Four of the Best Investments

When you work hard for your money, it is natural that you want your money to work for you. People in a position to invest funds are faced with many different options for investment – should you purchase an investment property or put your money into shares? Perhaps you should contribute more money to your superannuation or invest in term deposits.

With so many options available and promotional materials that seem to emphasise the benefits of each, it can be difficult for an investor to decide where there money is best placed.

So, what are some of the options for investment and what are their benefits and disadvantages?

#1:  Property:

Property investment is a perennially popular investment option which is acknowledged for the level of security and financial return that it can offer.

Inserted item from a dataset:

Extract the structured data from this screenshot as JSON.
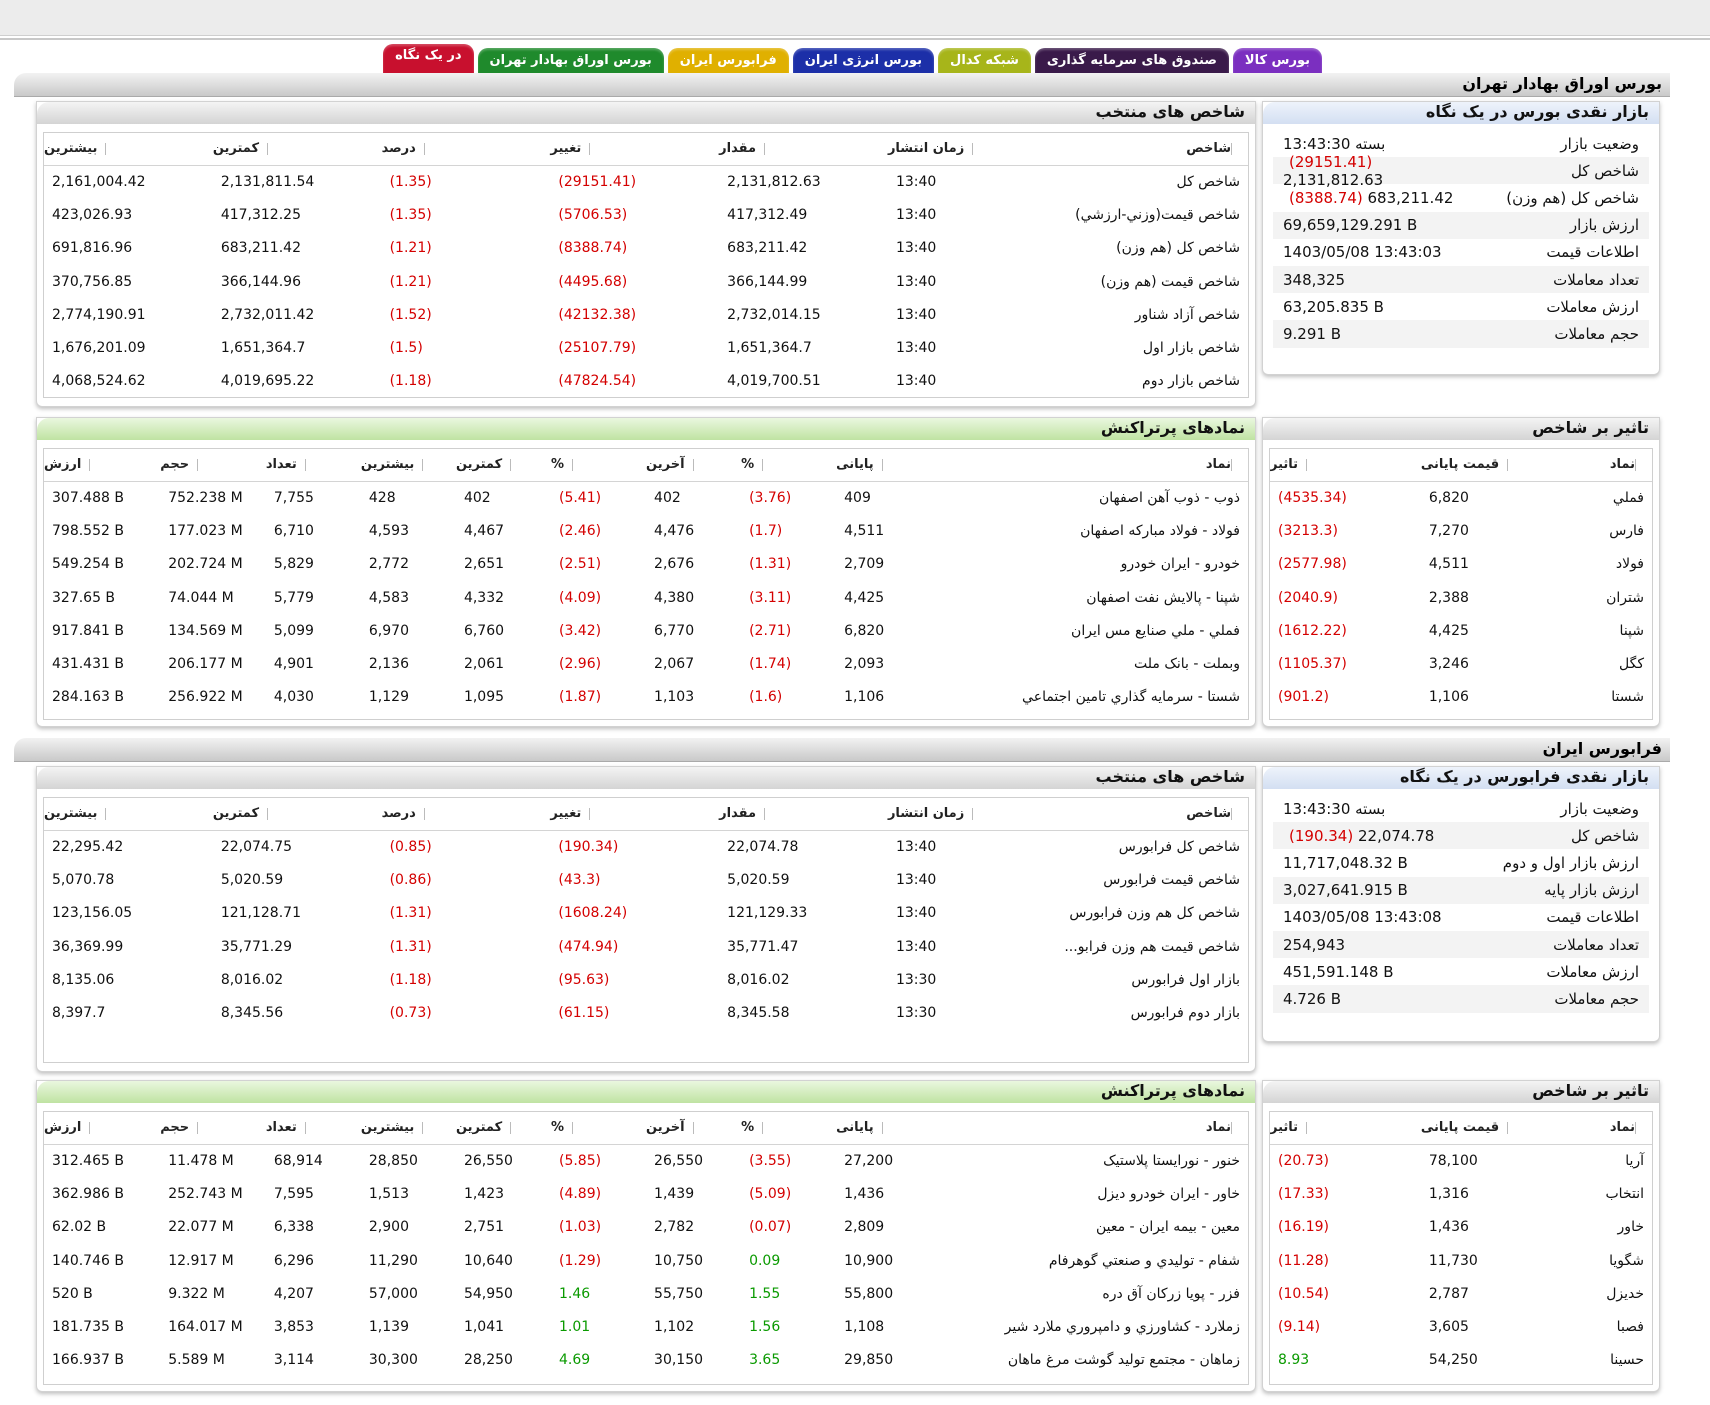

Investment properties are a great investment provided that you do some research and purchase a property in a sought after area with features that are desired by tenants. For example, properties that are located close to employment centres, public transport, schools and amenities will usually be popular.

Property is also a good investment option because, generally speaking, Australian property prices have increased significantly in recent decades and this trend looks set to continue.

#2:  Shares:

As the share market has been through incredible highs and lows in recent times, particularly during the Global Financial Crisis (GFC), people who have invested in shares have been subjected to a rocky ride. However, peaks and troughs will always characterise the stock market and this is something for which investors need to prepare.

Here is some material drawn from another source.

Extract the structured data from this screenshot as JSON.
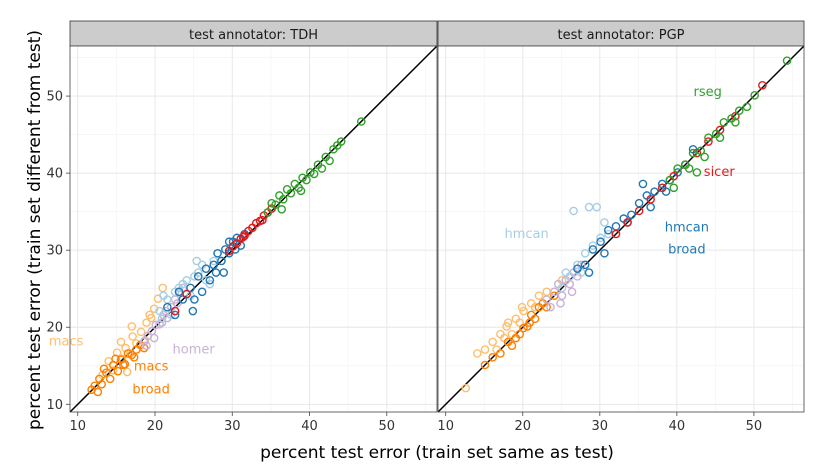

It is also worth noting that some share sectors naturally do better than others. If you are interested in investing in shares, it is worthwhile doing some research and/or working with a qualified and trusted financial advisor who is best placed to advise you of the shares that may suit your needs and financial goals.

#3:  Superannuation:

Although superannuation is a structure that holds investments and is technically not an asset, superannuation funds have enjoyed increases over the past decade despite being very negatively impacted by the GFC.

#4:  Gold:

If you consider investments purely in terms of gains, gold has done very well over the past decade, significantly increasing in value.

However, to achieve the maximum financial gain from gold bullion, a person would have needed to invest their money in gold more than ten years ago. It is also worth keeping in mind that as the Australian dollar has strengthened and increased in comparative value, the gains to be made from gold have become a little less significant and appealing.

When comparing and evaluating each of these investment options, each has their merits and drawbacks, but property investment is generally the most safe, secure and financially profitable of the options.

Property investment has the advantage of rising property values, the possibility of leveraging other properties and investments and rental income helping to subsidise your mortgage repayments. Also, investment in property allows for a range of tax deductions for expenses incurred in running and maintaining your property and depreciation. For these reasons, property investment quite strongly outperforms the other classes of asset.

There are a number of possibilities for investors to place their money and sometimes, the range of options can be a little intimidating. Investors need to carefully evaluate their options and consider the merits and disadvantages of each in relation to their financial situation, needs and aspirations.